Monday, 10 June 2013

#10 All the pain and the truth I wear like a battle wound

I constantly tell myself that I am getting stronger emotionally day by day and indeed, I feel that way definitely. I can't express how much I'm proud of myself being able to go through each day feeling better than ever before. Been filling up my days getting myself busy with school project and other interesting activities to distract myself from the downfall I've been facing for a few weeks. I realized that I'm so much better being alone and when I'm alone, I'm able to reflect on my life. Reflection upon my life is always something that is very important for me because I'm always questioning my existence. Without anything to look forward to everyday, I don't see the point of my existence, seriously.

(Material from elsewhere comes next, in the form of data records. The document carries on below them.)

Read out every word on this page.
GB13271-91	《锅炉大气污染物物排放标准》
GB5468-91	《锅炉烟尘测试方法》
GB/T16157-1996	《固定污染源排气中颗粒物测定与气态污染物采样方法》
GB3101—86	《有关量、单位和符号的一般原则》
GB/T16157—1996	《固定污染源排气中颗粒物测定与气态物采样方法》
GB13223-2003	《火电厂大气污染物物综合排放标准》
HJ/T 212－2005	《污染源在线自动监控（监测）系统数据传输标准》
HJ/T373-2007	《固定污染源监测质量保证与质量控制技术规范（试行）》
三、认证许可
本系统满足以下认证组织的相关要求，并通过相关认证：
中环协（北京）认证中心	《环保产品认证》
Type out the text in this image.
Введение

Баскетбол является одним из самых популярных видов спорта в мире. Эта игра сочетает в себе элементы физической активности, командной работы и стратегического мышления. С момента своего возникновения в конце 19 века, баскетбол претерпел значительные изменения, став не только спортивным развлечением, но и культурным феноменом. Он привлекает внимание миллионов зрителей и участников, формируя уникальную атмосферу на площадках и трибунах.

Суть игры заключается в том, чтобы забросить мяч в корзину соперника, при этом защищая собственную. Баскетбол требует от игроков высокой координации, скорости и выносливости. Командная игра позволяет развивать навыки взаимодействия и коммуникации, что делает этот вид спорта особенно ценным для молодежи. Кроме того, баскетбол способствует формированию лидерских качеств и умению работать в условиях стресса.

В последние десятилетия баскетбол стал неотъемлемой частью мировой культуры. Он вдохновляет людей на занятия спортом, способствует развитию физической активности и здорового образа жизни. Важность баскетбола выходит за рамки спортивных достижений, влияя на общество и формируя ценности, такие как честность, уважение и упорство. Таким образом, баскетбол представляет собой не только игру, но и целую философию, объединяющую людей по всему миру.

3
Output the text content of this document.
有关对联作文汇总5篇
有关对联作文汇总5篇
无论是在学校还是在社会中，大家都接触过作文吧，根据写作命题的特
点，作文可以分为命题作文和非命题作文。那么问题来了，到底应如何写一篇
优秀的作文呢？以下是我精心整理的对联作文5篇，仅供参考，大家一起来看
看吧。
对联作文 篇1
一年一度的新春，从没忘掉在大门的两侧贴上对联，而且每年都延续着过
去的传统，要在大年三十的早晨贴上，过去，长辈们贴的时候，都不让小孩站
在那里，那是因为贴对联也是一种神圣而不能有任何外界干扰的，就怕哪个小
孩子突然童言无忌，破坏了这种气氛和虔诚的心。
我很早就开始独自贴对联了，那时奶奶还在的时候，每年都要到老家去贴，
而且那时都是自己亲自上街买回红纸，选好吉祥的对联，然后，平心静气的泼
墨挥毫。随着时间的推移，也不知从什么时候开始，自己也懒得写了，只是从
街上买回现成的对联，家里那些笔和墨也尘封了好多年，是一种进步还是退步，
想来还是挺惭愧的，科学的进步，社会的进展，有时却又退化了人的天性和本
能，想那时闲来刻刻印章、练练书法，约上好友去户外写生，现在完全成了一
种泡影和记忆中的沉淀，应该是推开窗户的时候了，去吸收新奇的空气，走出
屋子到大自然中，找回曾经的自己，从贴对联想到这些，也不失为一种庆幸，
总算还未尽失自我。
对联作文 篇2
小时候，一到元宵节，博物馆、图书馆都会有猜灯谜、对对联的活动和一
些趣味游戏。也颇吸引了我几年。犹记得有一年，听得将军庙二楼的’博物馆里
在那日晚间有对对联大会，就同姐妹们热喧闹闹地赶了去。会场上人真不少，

Now that I've been keeping myself busy with productive things to do, I personally think that I'm finally able to be myself once again. That may sound a tad odd but honestly speaking, I haven't been myself whilst I was with someone, in a relationship I mean. Yes, I'm very emotional and I tend to always change myself for the other person, to meet their expectations because why? Their happiness means so much more than mine. But then I realize, only for how long can I go on pretending to be someone I'm not, just for another human being? I don't feel it's fair for myself. My personalities and characteristics form me up for a reason; to be myself, yet I'm not making full use of it.

Alright besides that, I've been learning Italian! Yes, after so many years of wanting to learn that language, I finally started learning it :-) What's even better is that I've a friend who shares this same interest as me too! It seriously isn't easy learning a new language especially when there's different type of words that could be used for a single meaning. Knowing when to use it in the right context is as tough. I've always loved anything Italian from their food, culture, place, I mean just every single thing about Italian. Mad love. So I've been listening to the 'Let's Speak Italian' podcast and also tried some few apps on my iPhone to getting my Italian language going. I hope in the long run I'll be able to speak and also understand Italian properly.